The next day Frost and Korsak are discussing the prevalence of sexism in the scientific field. The teacher, it seemed, paid special attention to his female students much to the chagrin of some of the male students’ parents. Like, what a waste since boys are naturally better in science, duh. Because Marie Curie, Rosalind Franklin, Rachel Carson, Jane Goodall and Fabiola Gianotti – just flukes.
Frost leaves to take a “meeting” with the bitchy barista. Man, that road leads to anger, betrayal and really slow coffee service. In fact. Mama R starts him off by ignoring his request for a fill up. You mess with the Rizzolis, you get no refills. And, again, I can’t tell if she’s more mad for Jane or Frankie.
Frost and Korsak go to interrogate Red Herring No. 1. This time it’s a disgruntled former student who was on track to be valedictorian before the teacher expelled her for allegedly finding weed in her locker. Now she works the graveyard shift at a 7-11 and goes to the local junior college. She says he was the so-called champion of “smart nerdy girls” before revealing himself to be a “lascivious creep” who demanded oral sex for good grades. Wow, OK, can I hit this guy with my car?

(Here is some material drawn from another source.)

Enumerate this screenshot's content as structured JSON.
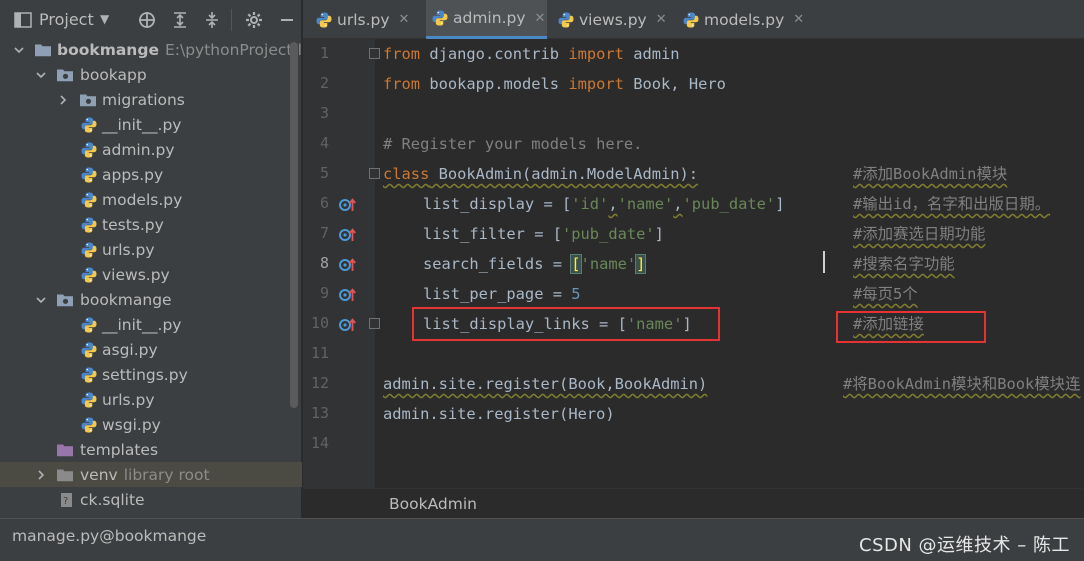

After the interview, Frankie shows up with a teddy bear with a boot on its foot for Jane. Frost feels secret shame for flirting with the barista instead of such a sweet, kind guy. Frankie mentions he saw him outside with a woman. Busted. But Frankie has a forgiving heart, and still takes him in his cruiser to check out a car that could have been in the hit-and-run. Wouldn’t you know it’s even the driver’s ed car.
Back in the office, Maura subs in for Jane on the case. Maura made Jane lie down in her office. Because her, um, “ankle” was swollen. Yeah, sure it was, dirty bird. But then Maura forgets that Jane isn’t there to appreciate her “fun facts” and starts a dissertation about the origins of friendship bracelets – which is where the thread they found in the car came from. The looks on their faces say, “Jane puts up with this every day? It must be love.”
The detectives also find out Teacher Creeper had Viagra in his system. Right, so now he’s taking advantage of young, budding female science students and I’m thinking the car that hit him should have been from a bus.
They also found a key to a high-security padlock, which was probably for his disgusting love nest on campus. The detectives know Jane can’t be talked out of going to the scene to find it, so Korsak tells Maura she should go with her because “You’re the only one she listens to.” So that makes Frankie, Mama R and Korsak who are all avowed Rizzles shippers. Suck on that, Team Casey. Oh, sorry, can it be a team if it’s only one person? Yeah, I know Korsak. Buuuurn.